The first thing that you’ll notice when you live-stream the tournament is the absolutely massive crowd that’s crammed into the hall in which the competition takes place — hundreds of fighting game fans watching, cheering, and jeering every moment of every match is something that has to be seen to be believed. These people come from all over the world to watch or compete at EVO, so that’s a pretty strong indicator that the event is special.
There are plenty of places where game fans gather, so that in itself isn’t unique. However, throwing in the spectacle of high-level competitive gaming adds an electricity to the room that you normally only hear about in high-profile sporting events. If you don’t believe it, take a look at this classic moment from the 2004 Street Fighter III tournament:
Expect the Unexpected
The incredible moment moment above leads me to my next point: not only will you see some crazy shit, you’ll see it rather frequently. You’ll see a bunch of different combos and comebacks that the average player could only dream of pulling off, and with the wide variety of different games on tap you’re bound to see something that excites the ever-living crap out of you.

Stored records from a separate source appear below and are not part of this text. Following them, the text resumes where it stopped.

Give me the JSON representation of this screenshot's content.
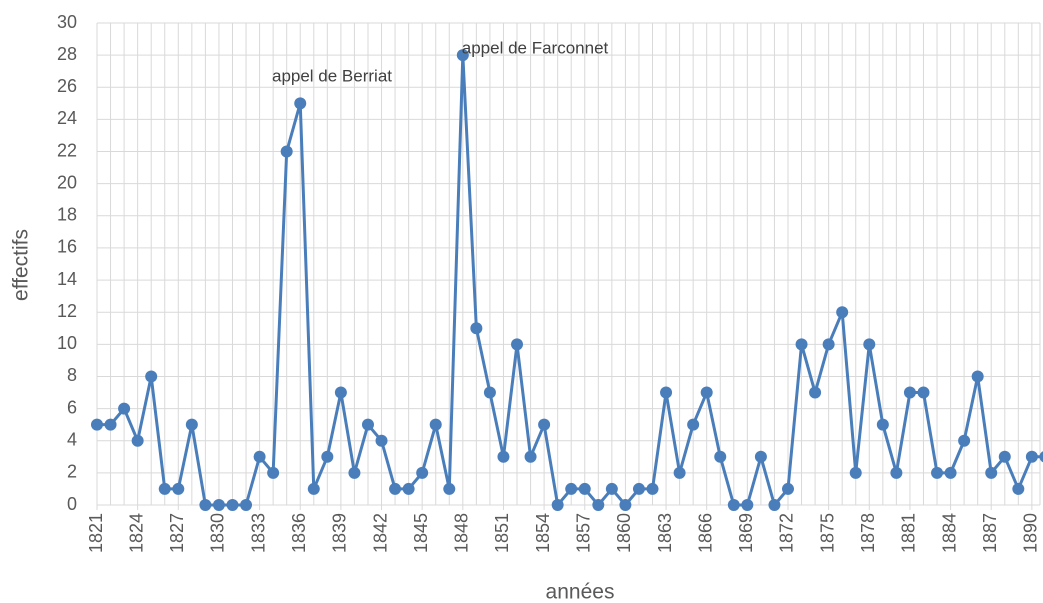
{
  "chart_data": {
    "type": "line",
    "xlabel": "années",
    "ylabel": "effectifs",
    "annotations": [
      "appel de Berriat",
      "appel de Farconnet"
    ],
    "x": [
      1821,
      1822,
      1823,
      1824,
      1825,
      1826,
      1827,
      1828,
      1829,
      1830,
      1831,
      1832,
      1833,
      1834,
      1835,
      1836,
      1837,
      1838,
      1839,
      1840,
      1841,
      1842,
      1843,
      1844,
      1845,
      1846,
      1847,
      1848,
      1849,
      1850,
      1851,
      1852,
      1853,
      1854,
      1855,
      1856,
      1857,
      1858,
      1859,
      1860,
      1861,
      1862,
      1863,
      1864,
      1865,
      1866,
      1867,
      1868,
      1869,
      1870,
      1871,
      1872,
      1873,
      1874,
      1875,
      1876,
      1877,
      1878,
      1879,
      1880,
      1881,
      1882,
      1883,
      1884,
      1885,
      1886,
      1887,
      1888,
      1889,
      1890,
      1891
    ],
    "series": [
      {
        "name": "effectifs",
        "color": "#4a7ebb",
        "values": [
          5,
          5,
          6,
          4,
          8,
          1,
          1,
          5,
          0,
          0,
          0,
          0,
          3,
          2,
          22,
          25,
          1,
          3,
          7,
          2,
          5,
          4,
          1,
          1,
          2,
          5,
          1,
          28,
          11,
          7,
          3,
          10,
          3,
          5,
          0,
          1,
          1,
          0,
          1,
          0,
          1,
          1,
          7,
          2,
          5,
          7,
          3,
          0,
          0,
          3,
          0,
          1,
          10,
          7,
          10,
          12,
          2,
          10,
          5,
          2,
          7,
          7,
          2,
          2,
          4,
          8,
          2,
          3,
          1,
          3,
          3
        ]
      }
    ],
    "xlim": [
      1821,
      1890.6
    ],
    "xticks": [
      1821,
      1824,
      1827,
      1830,
      1833,
      1836,
      1839,
      1842,
      1845,
      1848,
      1851,
      1854,
      1857,
      1860,
      1863,
      1866,
      1869,
      1872,
      1875,
      1878,
      1881,
      1884,
      1887,
      1890
    ],
    "ylim": [
      0,
      30
    ],
    "yticks": [
      0,
      2,
      4,
      6,
      8,
      10,
      12,
      14,
      16,
      18,
      20,
      22,
      24,
      26,
      28,
      30
    ],
    "grid": true
  }
}
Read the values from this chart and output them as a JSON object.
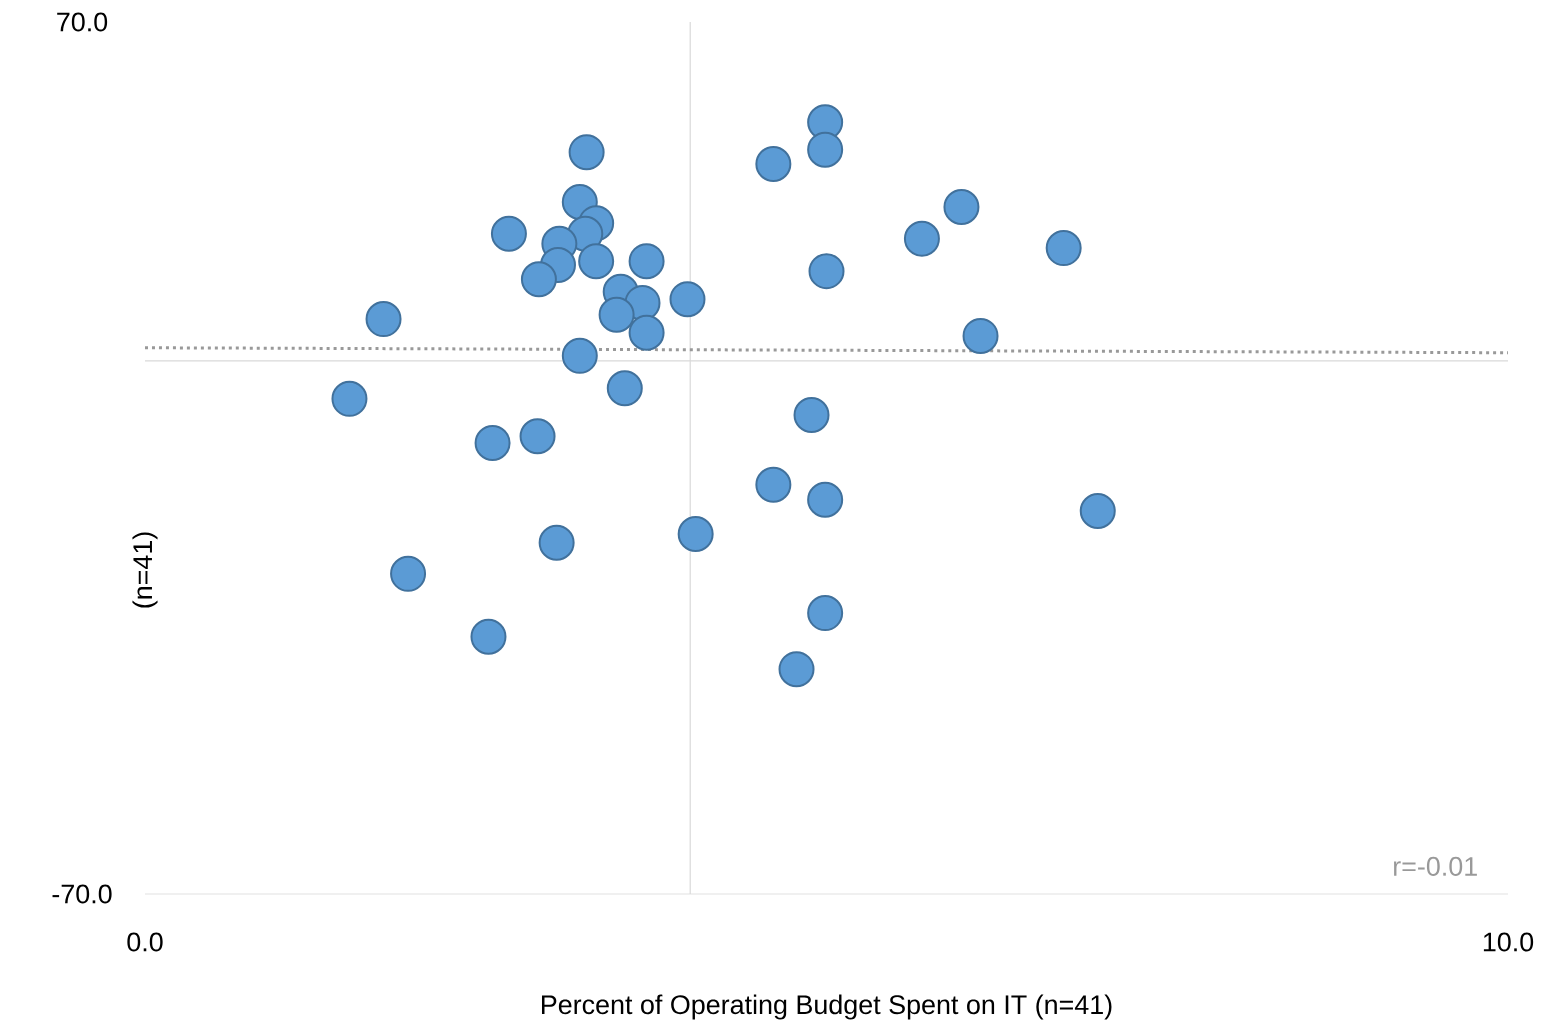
{
  "chart_data": {
    "type": "scatter",
    "xlabel": "Percent of Operating Budget Spent on IT (n=41)",
    "ylabel": "(n=41)",
    "xlim": [
      0,
      10
    ],
    "ylim": [
      -70,
      70
    ],
    "xticks": [
      {
        "value": 0,
        "label": "0.0"
      },
      {
        "value": 10,
        "label": "10.0"
      }
    ],
    "yticks": [
      {
        "value": -70,
        "label": "-70.0"
      },
      {
        "value": 70,
        "label": "70.0"
      }
    ],
    "marker": "circle",
    "series": [
      {
        "color": "#5b9bd5",
        "x": [
          4.99,
          4.99,
          4.61,
          3.24,
          3.19,
          3.31,
          3.23,
          3.04,
          2.67,
          3.03,
          2.89,
          3.31,
          3.68,
          3.49,
          3.65,
          3.46,
          3.68,
          3.98,
          1.75,
          3.19,
          3.52,
          1.5,
          2.55,
          2.88,
          4.89,
          4.61,
          4.99,
          4.04,
          3.02,
          1.93,
          2.52,
          4.99,
          4.78,
          6.99,
          6.13,
          5.0,
          5.7,
          5.99,
          6.74
        ],
        "values": [
          53.9,
          49.5,
          47.2,
          49.1,
          41.1,
          37.7,
          36.0,
          34.4,
          36.0,
          31.0,
          28.7,
          31.6,
          31.6,
          26.7,
          24.9,
          23.0,
          20.1,
          25.5,
          22.3,
          16.4,
          11.2,
          9.5,
          2.4,
          3.5,
          6.9,
          -4.3,
          -6.7,
          -12.2,
          -13.6,
          -18.6,
          -28.7,
          -24.9,
          -33.9,
          -8.5,
          19.6,
          30.0,
          35.2,
          40.3,
          33.7
        ]
      },
      {
        "type": "line",
        "color": "#999999",
        "line_style": "dotted",
        "marker": "none",
        "x": [
          0,
          10
        ],
        "values": [
          17.7,
          16.9
        ]
      }
    ],
    "ref_lines": [
      {
        "axis": "x",
        "value": 4.0,
        "color": "#d9d9d9"
      },
      {
        "axis": "y",
        "value": 15.6,
        "color": "#d9d9d9"
      }
    ],
    "annotations": [
      "r=-0.01"
    ]
  }
}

One of this year’s biggest surprises wasn’t just a moment, but a person: eight-year-old Noah “The Prodigy” Solis, who shamed grown men on his way to the Marvel vs. Capcom 3 tournament quarterfinals. Considering the ridiculous amount of competitors registered, for a kid to make it into the top 32 is astounding. Best of all was the visual discomfort on the face of the man who finally took him down, as the crowd loudly booed every combo that he landed on the kid.

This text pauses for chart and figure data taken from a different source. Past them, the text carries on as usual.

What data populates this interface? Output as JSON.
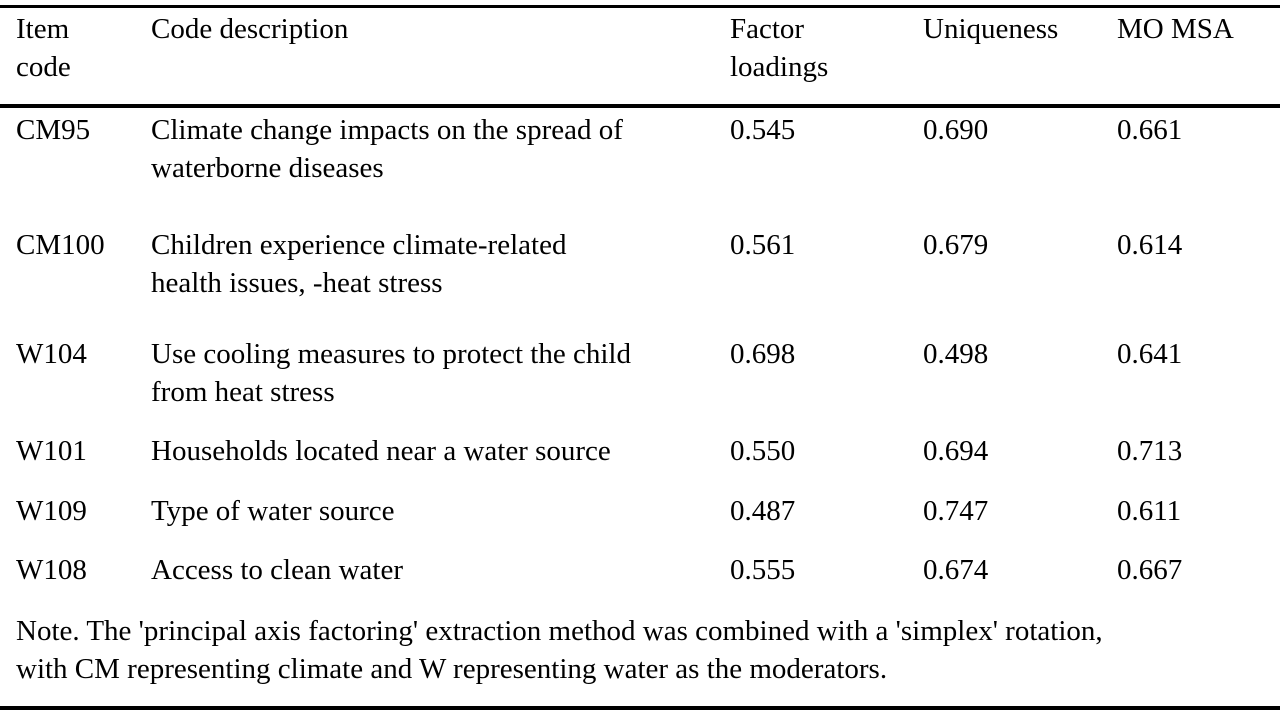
{
  "table": {
    "headers": {
      "item_code": "Item\ncode",
      "code_description": "Code description",
      "factor_loadings": "Factor\nloadings",
      "uniqueness": "Uniqueness",
      "mo_msa": "MO MSA"
    },
    "rows": [
      {
        "code": "CM95",
        "description": "Climate change impacts on the spread of\nwaterborne diseases",
        "factor_loading": "0.545",
        "uniqueness": "0.690",
        "mo_msa": "0.661"
      },
      {
        "code": "CM100",
        "description": "Children experience climate-related\nhealth issues, -heat stress",
        "factor_loading": "0.561",
        "uniqueness": "0.679",
        "mo_msa": "0.614"
      },
      {
        "code": "W104",
        "description": "Use cooling measures to protect the child\nfrom heat stress",
        "factor_loading": "0.698",
        "uniqueness": "0.498",
        "mo_msa": "0.641"
      },
      {
        "code": "W101",
        "description": "Households located near a water source",
        "factor_loading": "0.550",
        "uniqueness": "0.694",
        "mo_msa": "0.713"
      },
      {
        "code": "W109",
        "description": "Type of water source",
        "factor_loading": "0.487",
        "uniqueness": "0.747",
        "mo_msa": "0.611"
      },
      {
        "code": "W108",
        "description": "Access to clean water",
        "factor_loading": "0.555",
        "uniqueness": "0.674",
        "mo_msa": "0.667"
      }
    ],
    "note": "Note. The 'principal axis factoring' extraction method was combined with a 'simplex' rotation,\nwith CM representing climate and W representing water as the moderators."
  }
}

With so many people from all over the world, from just about every walk of life, swarming to Vegas for three days of nonstop digital pugilism, literally anything can happen … and it does.
After spending much of my weekend watching these guys compete in some of the highest intensity competition I realized that these players are as good at fighting games as anyone is at anything.

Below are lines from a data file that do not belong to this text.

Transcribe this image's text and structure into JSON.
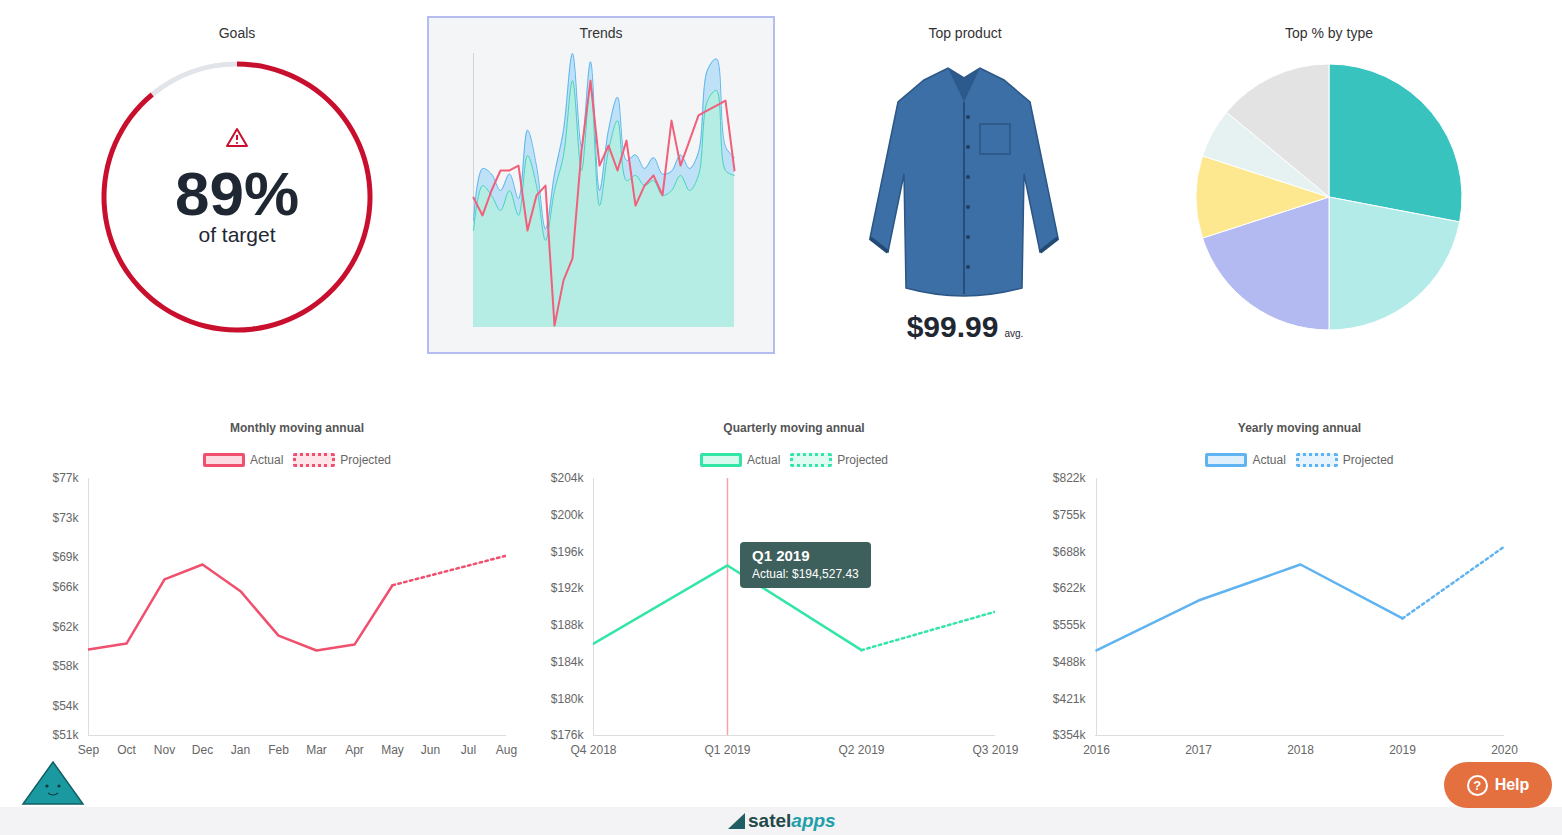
{
  "chart_data": [
    {
      "type": "gauge",
      "title": "Goals",
      "value": 89,
      "value_label": "89%",
      "label": "of target",
      "ylim": [
        0,
        100
      ],
      "color": "#c8102e"
    },
    {
      "type": "area",
      "title": "Trends",
      "categories": [
        null,
        null,
        null,
        null,
        null,
        null,
        null,
        null,
        null,
        null,
        null,
        null,
        null,
        null,
        null,
        null,
        null,
        null,
        null,
        null,
        null,
        null,
        null,
        null,
        null,
        null,
        null,
        null,
        null,
        null
      ],
      "ylim": [
        0,
        100
      ],
      "tick_labels": false,
      "series": [
        {
          "type": "area",
          "color": "#5eb5ee",
          "values": [
            39,
            58,
            56,
            50,
            56,
            47,
            72,
            59,
            36,
            56,
            72,
            100,
            66,
            97,
            50,
            72,
            84,
            61,
            63,
            58,
            62,
            56,
            57,
            63,
            58,
            64,
            94,
            98,
            66,
            62
          ]
        },
        {
          "type": "area",
          "color": "#45d3bd",
          "values": [
            35.4,
            51.8,
            48.2,
            42.7,
            50,
            40.9,
            62.8,
            51.8,
            31.8,
            50,
            62.8,
            90.1,
            57.3,
            88.3,
            44.5,
            64.6,
            75.5,
            53.6,
            55.5,
            51.8,
            53.6,
            48.2,
            50,
            55.5,
            50,
            55.5,
            82.8,
            86.5,
            57.3,
            55.5
          ]
        },
        {
          "type": "line",
          "color": "#f0607a",
          "values": [
            47.4,
            40.9,
            50,
            57.3,
            57.3,
            59.1,
            35.4,
            48.2,
            51.8,
            0.7,
            17.2,
            25.2,
            64.6,
            90.1,
            59.1,
            66.4,
            57.3,
            68.2,
            44.5,
            51.8,
            55.5,
            48.2,
            75.5,
            59.1,
            68.2,
            77.4,
            79.2,
            81,
            82.8,
            57.3
          ]
        }
      ]
    },
    {
      "type": "product",
      "title": "Top product",
      "value_label": "$99.99",
      "note": "avg."
    },
    {
      "type": "pie",
      "title": "Top % by type",
      "categories": [
        null,
        null,
        null,
        null,
        null,
        null
      ],
      "values": [
        28,
        22,
        20,
        10,
        6,
        14
      ],
      "colors": [
        "#38c3bf",
        "#b2ebe8",
        "#b3baf2",
        "#fde88f",
        "#e6f2f2",
        "#e3e3e3"
      ],
      "tick_labels": false
    },
    {
      "type": "line",
      "title": "Monthly moving annual",
      "categories": [
        "Sep",
        "Oct",
        "Nov",
        "Dec",
        "Jan",
        "Feb",
        "Mar",
        "Apr",
        "May",
        "Jun",
        "Jul",
        "Aug"
      ],
      "ylim": [
        51000,
        77000
      ],
      "yticks": [
        {
          "value": 51000,
          "label": "$51k"
        },
        {
          "value": 54000,
          "label": "$54k"
        },
        {
          "value": 58000,
          "label": "$58k"
        },
        {
          "value": 62000,
          "label": "$62k"
        },
        {
          "value": 66000,
          "label": "$66k"
        },
        {
          "value": 69000,
          "label": "$69k"
        },
        {
          "value": 73000,
          "label": "$73k"
        },
        {
          "value": 77000,
          "label": "$77k"
        }
      ],
      "legend": "top",
      "series": [
        {
          "name": "Actual",
          "color": "#f0506e",
          "line_style": "solid",
          "values": [
            59700,
            60300,
            66800,
            68300,
            65600,
            61100,
            59600,
            60200,
            66200,
            null,
            null,
            null
          ]
        },
        {
          "name": "Projected",
          "color": "#f0506e",
          "line_style": "dotted",
          "values": [
            null,
            null,
            null,
            null,
            null,
            null,
            null,
            null,
            66200,
            67200,
            68200,
            69200
          ]
        }
      ]
    },
    {
      "type": "line",
      "title": "Quarterly moving annual",
      "categories": [
        "Q4 2018",
        "Q1 2019",
        "Q2 2019",
        "Q3 2019"
      ],
      "ylim": [
        176000,
        204000
      ],
      "yticks": [
        {
          "value": 176000,
          "label": "$176k"
        },
        {
          "value": 180000,
          "label": "$180k"
        },
        {
          "value": 184000,
          "label": "$184k"
        },
        {
          "value": 188000,
          "label": "$188k"
        },
        {
          "value": 192000,
          "label": "$192k"
        },
        {
          "value": 196000,
          "label": "$196k"
        },
        {
          "value": 200000,
          "label": "$200k"
        },
        {
          "value": 204000,
          "label": "$204k"
        }
      ],
      "legend": "top",
      "annotation": {
        "category": "Q1 2019",
        "series": "Actual",
        "label": "Actual: $194,527.43"
      },
      "series": [
        {
          "name": "Actual",
          "color": "#33e6a6",
          "line_style": "solid",
          "values": [
            186000,
            194527.43,
            185300,
            null
          ]
        },
        {
          "name": "Projected",
          "color": "#33e6a6",
          "line_style": "dotted",
          "values": [
            null,
            null,
            185300,
            189500
          ]
        }
      ]
    },
    {
      "type": "line",
      "title": "Yearly moving annual",
      "categories": [
        "2016",
        "2017",
        "2018",
        "2019",
        "2020"
      ],
      "ylim": [
        354000,
        822000
      ],
      "yticks": [
        {
          "value": 354000,
          "label": "$354k"
        },
        {
          "value": 421000,
          "label": "$421k"
        },
        {
          "value": 488000,
          "label": "$488k"
        },
        {
          "value": 555000,
          "label": "$555k"
        },
        {
          "value": 622000,
          "label": "$622k"
        },
        {
          "value": 688000,
          "label": "$688k"
        },
        {
          "value": 755000,
          "label": "$755k"
        },
        {
          "value": 822000,
          "label": "$822k"
        }
      ],
      "legend": "top",
      "series": [
        {
          "name": "Actual",
          "color": "#5fb3f0",
          "line_style": "solid",
          "values": [
            508800,
            599800,
            665400,
            567100,
            null
          ]
        },
        {
          "name": "Projected",
          "color": "#5fb3f0",
          "line_style": "dotted",
          "values": [
            null,
            null,
            null,
            567100,
            698200
          ]
        }
      ]
    }
  ],
  "footer": {
    "brand": [
      "satel",
      "apps"
    ],
    "help": {
      "icon": "?",
      "label": "Help"
    }
  }
}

Tournament veterans such as Justin Wong and Daigo Umehara get an awful lot of attention, and deservedly so — they’re both amongst the very best in the world at their respective games, and they’re the two responsible for that ’04 EVO vid I linked above. But each tournament also has a loser’s bracket … and they’re still freaking masterful. As Mitch Dyer said Saturday on Twitter, “I will never be as good at anything in my life as these guys in the losers pool are at MvC3.”
No matter what game is on the big screen, there’s no way for you to be bored. Well, unless it’s the Tekken 6 Final and you’re sitting through several Bob vs. Bob matches.